How Airbus got to be number one.
- By Bill Sweetman
- Air & Space magazine, November 2003
(Page 5 of 7)
Fly-by-wire made the A320 clearly different from the 737, and savings in weight and maintenance offset the development cost. Northwest Airlines ordered 100 A320s in 1986, and United Airlines would eventually order almost 200 airplanes. It was Airbus’ first full-scale break into the U.S. market.
The A320 had been in service only a few weeks when, in June 1988, an Air France A320 crashed into trees at the French town of Mulhouse. The pilots, who survived, claimed that they had tried to push the aircraft to perform a go-around but that the engines did not respond. Two similar accidents followed.
The root cause, it turned out, was that the A320 was very easy to fly, and the ease masked the complexity of its automated controls. In its early A320 pilot training courses, Northwest experienced failure rates in the double digits. In 1993, Northwest flight operations director Clay Foushee summed up the A320: “On a gusty day at Washington National, you can look at an A320 fly and then watch anything else. Even with the unaided eyeball, you can see the difference in stability. It will do everything for you very well, but if you just sit there and let it fly itself, something awful will happen.” The solution was to train pilots carefully, with an emphasis on how to use the automated systems. There were no more A320 accidents after 1994.
Boeing took a different approach to its own new design, the 777. Although it had FBW, it did not have envelope protection. The yokes and throttles incorporated electric drives that moved them as if they were connected to cables, even though they were not. Airbus was scornful. “Like putting a steering wheel on a horse,” scoffed test pilot Bernard Ziegler.
“Roger Beteille is a man of vision,” Adam Brown says today. “Thank God that he did what he did, because it’s been fundamental to our success.” The same flight control system has been used for every Airbus aircraft since the A320; they all respond similarly to the controls, so once pilots have been trained to fly one Airbus, they can fly any member of the Airbus family and the airlines save a bundle on training. Says Brown: “There is nothing on earth that will do that except fly by wire.”

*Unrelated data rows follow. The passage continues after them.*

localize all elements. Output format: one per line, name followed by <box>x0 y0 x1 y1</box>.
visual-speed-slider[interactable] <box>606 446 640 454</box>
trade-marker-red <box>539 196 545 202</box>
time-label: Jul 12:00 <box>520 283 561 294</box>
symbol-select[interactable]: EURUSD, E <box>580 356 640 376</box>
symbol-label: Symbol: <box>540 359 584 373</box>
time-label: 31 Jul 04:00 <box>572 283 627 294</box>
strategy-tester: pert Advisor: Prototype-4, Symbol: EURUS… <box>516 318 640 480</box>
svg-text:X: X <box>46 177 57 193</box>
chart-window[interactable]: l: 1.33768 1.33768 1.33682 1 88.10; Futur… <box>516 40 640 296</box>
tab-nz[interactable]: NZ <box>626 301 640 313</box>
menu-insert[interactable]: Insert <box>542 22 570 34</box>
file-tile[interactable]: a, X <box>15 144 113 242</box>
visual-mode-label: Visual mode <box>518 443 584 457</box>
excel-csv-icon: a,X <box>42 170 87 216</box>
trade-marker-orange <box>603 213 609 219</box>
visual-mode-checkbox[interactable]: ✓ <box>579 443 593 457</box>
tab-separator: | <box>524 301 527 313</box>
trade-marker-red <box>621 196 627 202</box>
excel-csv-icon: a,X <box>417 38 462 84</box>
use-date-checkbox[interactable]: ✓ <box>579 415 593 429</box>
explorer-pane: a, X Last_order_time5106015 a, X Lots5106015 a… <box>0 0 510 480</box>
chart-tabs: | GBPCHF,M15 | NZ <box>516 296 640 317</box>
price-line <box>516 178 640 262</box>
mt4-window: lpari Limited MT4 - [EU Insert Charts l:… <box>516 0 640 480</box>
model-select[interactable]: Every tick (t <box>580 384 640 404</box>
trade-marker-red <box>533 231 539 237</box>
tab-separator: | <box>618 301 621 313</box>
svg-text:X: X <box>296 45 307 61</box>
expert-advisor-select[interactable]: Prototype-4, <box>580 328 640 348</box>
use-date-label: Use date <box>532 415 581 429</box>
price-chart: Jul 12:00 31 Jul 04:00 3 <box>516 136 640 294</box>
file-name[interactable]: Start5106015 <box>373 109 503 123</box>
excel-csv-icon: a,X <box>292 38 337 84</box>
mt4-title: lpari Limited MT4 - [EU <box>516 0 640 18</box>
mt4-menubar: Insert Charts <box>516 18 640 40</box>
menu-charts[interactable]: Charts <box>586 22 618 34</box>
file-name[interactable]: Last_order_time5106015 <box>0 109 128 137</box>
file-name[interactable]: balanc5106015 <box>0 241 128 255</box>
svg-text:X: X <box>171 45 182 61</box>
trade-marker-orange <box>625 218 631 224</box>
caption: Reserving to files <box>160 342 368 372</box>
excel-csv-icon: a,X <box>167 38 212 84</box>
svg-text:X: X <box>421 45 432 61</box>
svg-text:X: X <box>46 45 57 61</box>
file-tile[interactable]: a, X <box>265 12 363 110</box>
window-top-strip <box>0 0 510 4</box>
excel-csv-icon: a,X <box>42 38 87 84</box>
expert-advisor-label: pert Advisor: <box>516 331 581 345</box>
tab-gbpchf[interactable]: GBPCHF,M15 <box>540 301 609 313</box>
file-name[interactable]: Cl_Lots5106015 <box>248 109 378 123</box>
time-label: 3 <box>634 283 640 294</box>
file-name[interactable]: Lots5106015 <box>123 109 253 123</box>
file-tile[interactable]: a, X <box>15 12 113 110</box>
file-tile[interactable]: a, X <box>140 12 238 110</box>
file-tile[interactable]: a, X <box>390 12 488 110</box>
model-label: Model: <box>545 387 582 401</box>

When Roger Beteille retired in 1985, Airbus had launched development of the stretched A330 and long-range, four-engine A340—formerly the B9 and B11—and Jean Pierson had replaced Lathiere. Beteille’s parting advice to Pierson: “I told him he should set the target market share to 50 percent—to where we could make profits.”

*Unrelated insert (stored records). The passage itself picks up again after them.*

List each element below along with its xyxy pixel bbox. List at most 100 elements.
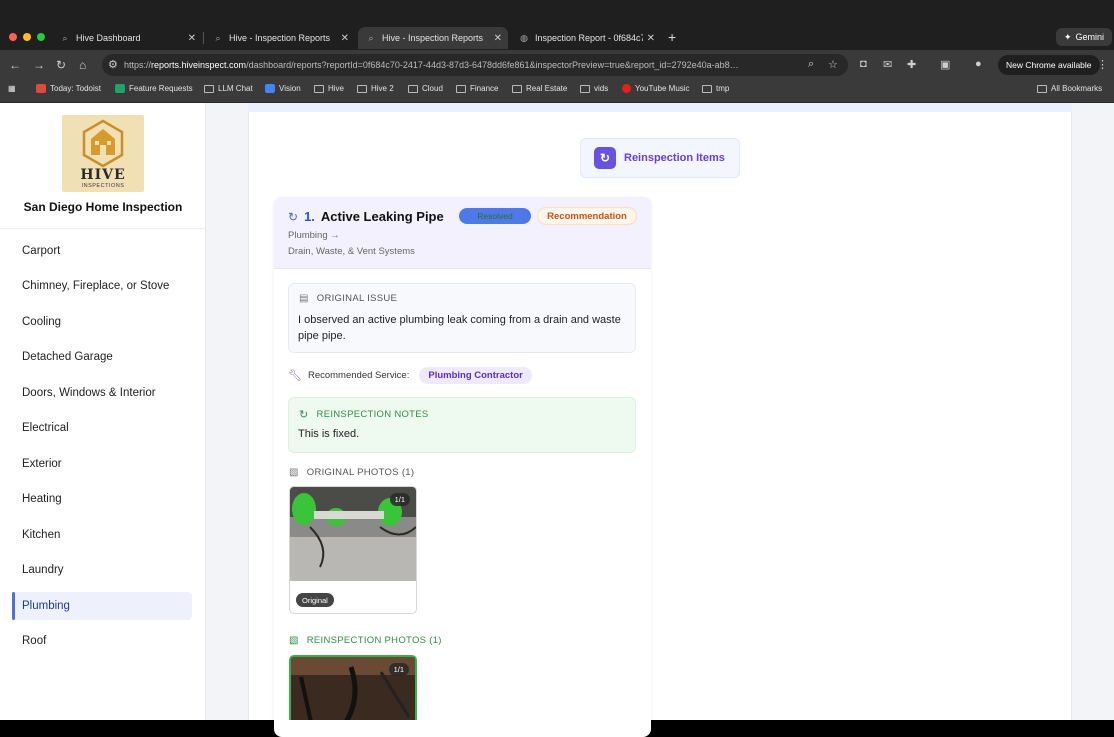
sidebar-item-electrical[interactable]: Electrical [12,414,192,442]
new-tab-button[interactable]: + [668,29,676,45]
side-panel-icon[interactable]: ▣ [940,58,950,71]
sidebar-item-laundry[interactable]: Laundry [12,556,192,584]
item-title-row: ↻ 1. Active Leaking Pipe [288,209,444,224]
refresh-icon: ↻ [594,147,616,169]
reinspection-photos-label: REINSPECTION PHOTOS (1) [306,635,442,646]
reinspection-notes-text: This is fixed. [298,428,360,440]
bookmark-hive-2[interactable]: Hive 2 [357,84,394,93]
new-chrome-available-button[interactable]: New Chrome available [998,55,1100,75]
sidebar-item-plumbing[interactable]: Plumbing [12,592,192,620]
todoist-icon [36,84,46,93]
close-tab-icon[interactable]: ✕ [494,33,502,44]
close-tab-icon[interactable]: ✕ [647,33,655,44]
original-photo-count: 1/1 [389,493,410,506]
bookmark-youtube-music[interactable]: YouTube Music [622,84,690,93]
recommended-service-pill: Plumbing Contractor [419,367,532,384]
reinspection-photo[interactable]: 1/1 [289,655,417,720]
forward-icon[interactable]: → [33,58,45,72]
bookmark-star-icon[interactable]: ☆ [828,58,838,71]
recommended-service-label: Recommended Service: [307,370,410,381]
bookmark-label: Finance [470,84,499,93]
wrench-icon: 🔧︎ [288,370,302,382]
sidebar: HIVE INSPECTIONS San Diego Home Inspecti… [0,103,206,720]
bookmark-todoist[interactable]: Today: Todoist [36,84,101,93]
resolved-badge: Resolved [459,208,531,224]
bookmark-label: YouTube Music [635,84,690,93]
camera-icon[interactable]: ◘ [860,58,867,70]
site-info-icon[interactable]: ⚙ [108,58,118,71]
item-number: 1. [304,209,315,224]
tab-label: Hive - Inspection Reports [382,33,484,43]
original-photo[interactable]: 1/1 Original [289,486,417,614]
original-issue-header: ▤ ORIGINAL ISSUE [299,293,397,304]
reload-icon[interactable]: ↻ [56,58,66,72]
docs-icon [265,84,275,93]
bookmark-hive[interactable]: Hive [314,84,344,93]
sparkle-icon: ✦ [1064,31,1072,42]
sidebar-item-heating[interactable]: Heating [12,485,192,513]
refresh-icon: ↻ [288,209,299,224]
bookmark-vision[interactable]: Vision [265,84,301,93]
profile-avatar-icon[interactable]: ● [975,58,982,70]
bookmark-label: LLM Chat [218,84,253,93]
bookmark-label: Real Estate [526,84,568,93]
sidebar-item-doors-windows[interactable]: Doors, Windows & Interior [12,379,192,407]
address-bar[interactable]: https:// reports.hiveinspect.com /dashbo… [102,54,848,76]
bookmark-real-estate[interactable]: Real Estate [512,84,567,93]
tab-separator [203,32,204,44]
zoom-icon[interactable]: ⌕ [808,58,814,71]
reinspection-photos-header: ▧ REINSPECTION PHOTOS (1) [289,635,442,646]
tab-inspection-report[interactable]: ◍ Inspection Report - 0f684c7( ✕ [511,27,661,49]
original-photos-header: ▧ ORIGINAL PHOTOS (1) [289,467,414,478]
folder-icon [408,84,418,93]
search-icon: ⌕ [368,33,374,43]
original-photo-tag: Original [296,593,334,607]
tab-inspection-reports-1[interactable]: ⌕ Hive - Inspection Reports ✕ [205,27,355,49]
bookmark-feature-requests[interactable]: Feature Requests [115,84,193,93]
reinspection-photo-count: 1/1 [388,663,409,676]
back-icon[interactable]: ← [9,58,21,72]
maximize-window-button[interactable] [37,33,45,41]
extensions-icon[interactable]: ✚ [907,58,916,71]
sidebar-item-detached-garage[interactable]: Detached Garage [12,343,192,371]
recommended-service-row: 🔧︎ Recommended Service: Plumbing Contrac… [288,367,532,384]
apps-grid-icon[interactable]: ▦ [8,84,16,93]
bookmark-llm-chat[interactable]: LLM Chat [204,84,253,93]
sheets-icon [115,84,125,93]
gemini-button[interactable]: ✦ Gemini [1056,28,1113,46]
original-photos-label: ORIGINAL PHOTOS (1) [306,467,415,478]
tab-inspection-reports-2[interactable]: ⌕ Hive - Inspection Reports ✕ [358,27,508,49]
reinspection-notes-box [288,397,636,453]
sidebar-item-roof[interactable]: Roof [12,627,192,655]
sidebar-item-exterior[interactable]: Exterior [12,450,192,478]
menu-kebab-icon[interactable]: ⋮ [1097,58,1108,71]
minimize-window-button[interactable] [23,33,31,41]
item-category-path: Plumbing → [288,230,340,241]
reinspection-notes-label: REINSPECTION NOTES [316,409,429,420]
close-tab-icon[interactable]: ✕ [341,33,349,44]
youtube-music-icon [622,84,631,93]
bookmark-label: Hive [328,84,345,93]
tab-hive-dashboard[interactable]: ⌕ Hive Dashboard ✕ [52,27,202,49]
sidebar-item-cooling[interactable]: Cooling [12,308,192,336]
bookmark-label: Feature Requests [129,84,193,93]
mail-icon[interactable]: ✉ [883,58,892,71]
sidebar-item-kitchen[interactable]: Kitchen [12,521,192,549]
logo-wordmark: HIVE [80,167,126,183]
bookmark-tmp[interactable]: tmp [702,84,729,93]
bookmark-cloud[interactable]: Cloud [408,84,443,93]
bookmark-finance[interactable]: Finance [456,84,498,93]
close-window-button[interactable] [9,33,17,41]
bookmark-label: vids [594,84,609,93]
bookmark-vids[interactable]: vids [580,84,608,93]
folder-icon [357,84,367,93]
home-icon[interactable]: ⌂ [79,58,86,72]
item-title: Active Leaking Pipe [320,209,444,224]
recommendation-badge: Recommendation [537,207,637,225]
close-tab-icon[interactable]: ✕ [188,33,196,44]
bookmark-label: Hive 2 [371,84,394,93]
sidebar-item-chimney[interactable]: Chimney, Fireplace, or Stove [12,272,192,300]
gemini-label: Gemini [1075,32,1105,42]
sidebar-item-carport[interactable]: Carport [12,237,192,265]
all-bookmarks-button[interactable]: All Bookmarks [1037,84,1102,93]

By the time the A330 entered service in 1994, Airbus had introduced three new aircraft in six years. Although the A300 and A310 were selling well, there was no way that the partners could cover the development costs without government help, and that brought a simmering transatlantic trade dispute to a boil. Boeing had cried foul in 1978 after the Eastern sale, but Lathiere wasn’t interested in a debate. “I think the big bad wolf is screaming,” he said at the Farnborough air show that year, “because Little Red Riding Hood has bitten him in the ass.”
Between 1978 and 1985, the A300 and A310 sold as well as the 757 and 767, and Boeing became more concerned. In a 1985 presentation to visiting aviation reporters in Seattle, Boeing declared that Airbus would lose $18 billion by the early 1990s. “We’ve been very patient for the last 10 years,” said, on that same occasion, Boeing vice president Thomas Bacher of the prolonged trade dispute, “but now we’re getting more impatient. In fact, we’re getting very damn mad.” Publicly, European leaders pointed out that Boeing had received government support in the past—the company’s jetliner business had been founded on the back of Pentagon orders for bombers and tankers—and the company was still allowed to charge research and development work to the Pentagon.